The blueberry extracts were filtered through a 0.22 μm filter (Millipore), and then injected to high performance liquid chromatography (HPLC) for analysis. This HPLC analysis was performed in an Aglient 1100 HPLC system (Agilent Technologies, USA) equipped with a binary pump and a diode-array detector (DAD). For the chromatographic analysis, a 250 mm × 4.6 mm, 5-μm particle size, end-capped reverse-phase Zorbax SB-C18 column was used (Agilent Technologies, USA). The running temperature was 35°C, with an injection volume of 10 μl. The detections were made at 520 nm, at a flow rate of 0.6 ml/min. Mobile phase A was a mixture of 6% HAc (ethanoic acid) and ultrapure water, whereas mobile phase B was a mixture of 6% HAc and acetonitrile.
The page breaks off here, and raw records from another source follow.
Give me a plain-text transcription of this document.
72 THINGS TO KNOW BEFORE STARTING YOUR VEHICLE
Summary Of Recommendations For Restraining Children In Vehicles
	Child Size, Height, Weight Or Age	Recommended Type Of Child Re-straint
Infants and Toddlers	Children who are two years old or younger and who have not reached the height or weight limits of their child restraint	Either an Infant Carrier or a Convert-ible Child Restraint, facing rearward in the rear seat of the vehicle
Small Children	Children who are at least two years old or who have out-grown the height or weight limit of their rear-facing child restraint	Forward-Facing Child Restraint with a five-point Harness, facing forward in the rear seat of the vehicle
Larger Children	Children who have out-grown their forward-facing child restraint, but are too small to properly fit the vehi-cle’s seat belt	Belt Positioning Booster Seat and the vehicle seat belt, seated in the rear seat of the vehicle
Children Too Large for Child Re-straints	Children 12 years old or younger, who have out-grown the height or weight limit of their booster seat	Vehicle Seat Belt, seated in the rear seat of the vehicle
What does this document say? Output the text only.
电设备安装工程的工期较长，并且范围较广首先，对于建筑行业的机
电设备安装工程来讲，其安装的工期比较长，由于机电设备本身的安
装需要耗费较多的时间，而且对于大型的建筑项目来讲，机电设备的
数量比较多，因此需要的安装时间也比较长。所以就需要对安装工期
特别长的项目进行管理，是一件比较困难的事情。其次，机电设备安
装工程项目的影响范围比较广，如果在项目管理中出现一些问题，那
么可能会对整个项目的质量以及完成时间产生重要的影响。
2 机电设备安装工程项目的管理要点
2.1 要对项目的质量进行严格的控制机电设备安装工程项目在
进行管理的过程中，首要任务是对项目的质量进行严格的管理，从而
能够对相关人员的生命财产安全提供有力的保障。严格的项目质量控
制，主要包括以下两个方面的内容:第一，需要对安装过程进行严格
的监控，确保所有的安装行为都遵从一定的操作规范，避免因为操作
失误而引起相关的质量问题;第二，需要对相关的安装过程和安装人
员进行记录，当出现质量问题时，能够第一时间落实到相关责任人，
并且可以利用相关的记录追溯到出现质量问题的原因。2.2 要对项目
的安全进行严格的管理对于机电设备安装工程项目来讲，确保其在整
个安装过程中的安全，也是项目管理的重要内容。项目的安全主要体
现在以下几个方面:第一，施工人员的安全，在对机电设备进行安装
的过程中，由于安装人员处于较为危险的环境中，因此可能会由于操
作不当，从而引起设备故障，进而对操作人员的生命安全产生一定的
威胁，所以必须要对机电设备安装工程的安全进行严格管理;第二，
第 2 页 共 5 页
The gradient used was as follows: 5 to 10% B (from 0 to 5 min), 10 to 15% B (from 5 to 20 min), 15 to 20% B (from 20 to 35 min), 20 to 40% B (from 35 to 40 min), 40 to 80% B (from 40 to 45 min), 80 to 85% B (from 45 to 50 min), 85 to 5% B (from 50 to 55 min), and 5% B (from 55 to 60 min). To quantify anthocyanins, their peak areas were compared to the absorbance of a cyanidin 3-glucoside external standard (Sigma-Aldrich, Shanghai, China). Total anthocyanin content (hereon, ACs) was calculated as the sum of these peaks and expressed on a FW basis of fruit.